Today's green-light for initial construction is not a full approval for the project, because some of ESO's 15 member states have not yet secured the needed additional funding. But the approval does allow work to begin on building roads to the telescope site at Cerro Armazones in the Atacama Desert of northern Chile and on development of the instrument's adaptive optics.
"The E-ELT is starting to become reality," ESO Director General Tim de Zeeuw said in a statement. "However, with a project of this size it is expected that approval of the extra expenditure will take time. Council at the same time recognises that preparatory work must start now in order for the project to be ready for a full start of construction in 2012."

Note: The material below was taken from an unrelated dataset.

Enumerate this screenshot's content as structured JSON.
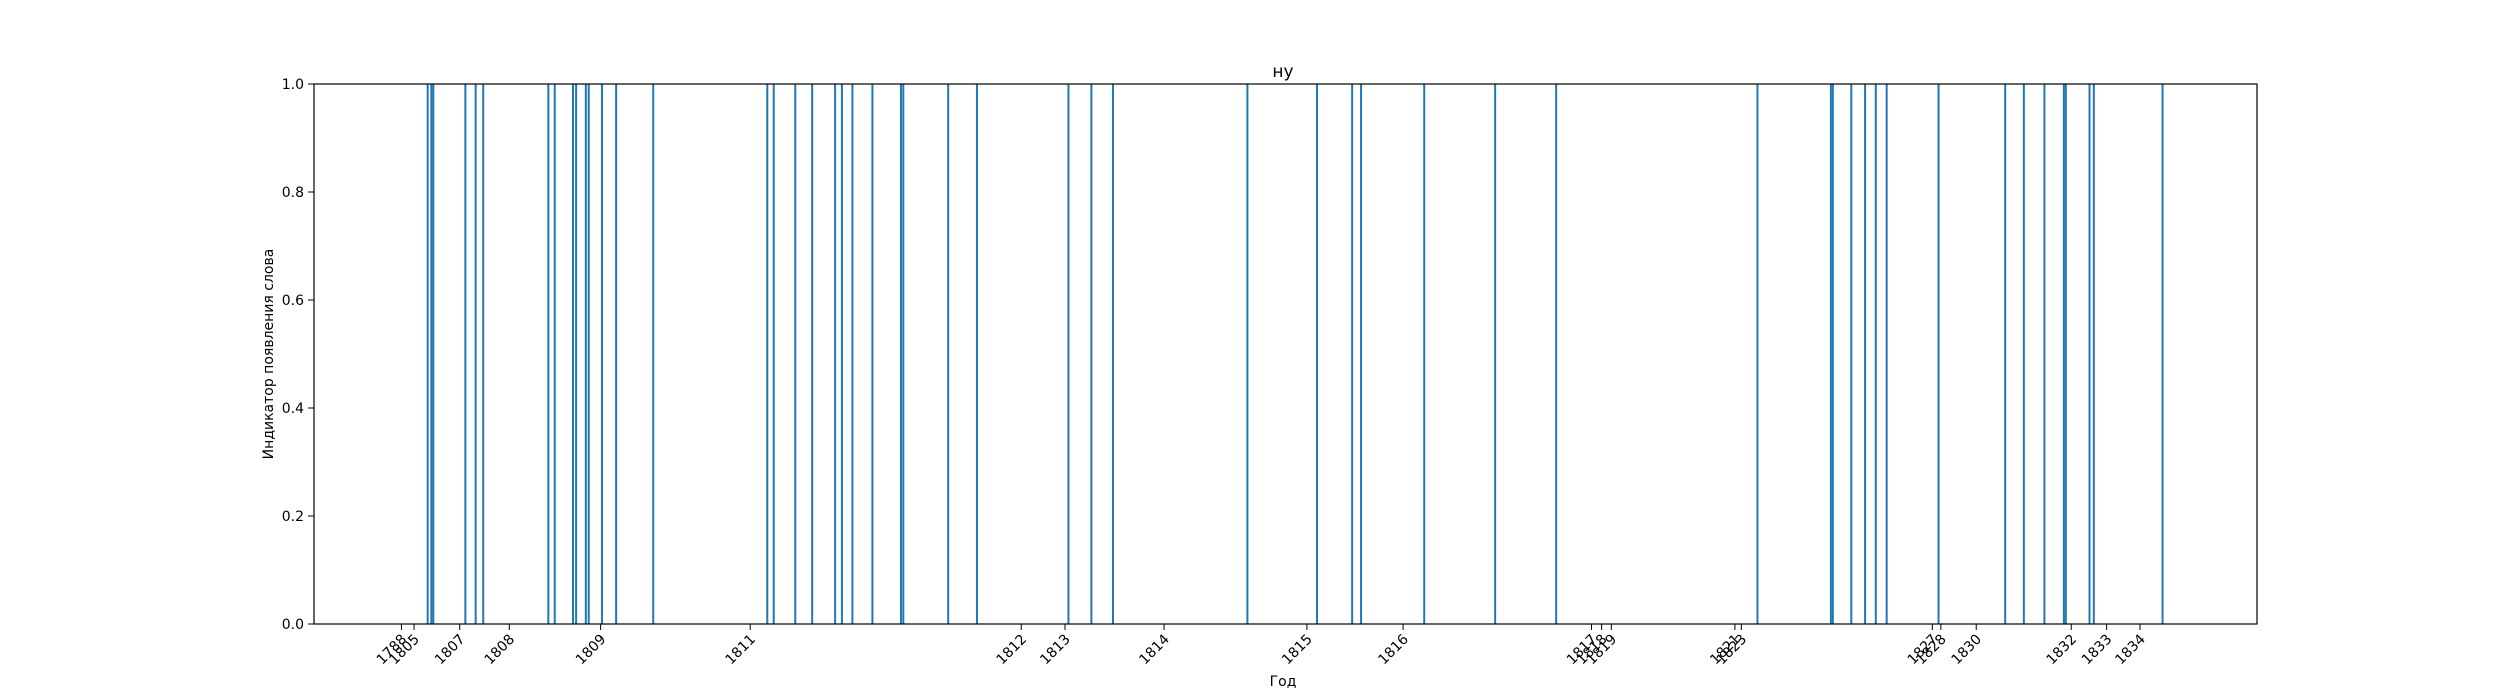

Although two rival telescope efforts in the United States—the Giant Magellan Telescope and the Thirty Meter Telescope—are struggling to secure funding from the cash-strapped National Science Foundation, ESO has been pushing ahead with a schedule that will see construction begin in 2012 and observations start in 2022. Chile has already donated the necessary land at Armazones, and some states, such as the United Kingdom, are pitching in for instruments. Member states' annual contributions to ESO, plus contributions from new member Brazil, are expected to raise two-thirds of the funds needed to complete the E-ELT. To make up the remaining one-third, ESO is asking members to up their contributions by 2%. The Czech Republic, Sweden, and Finland have already agreed to chip in the extra funds, but the other members have asked for more time, hence today's partial approval. Full approval of the project is expected by mid-2012.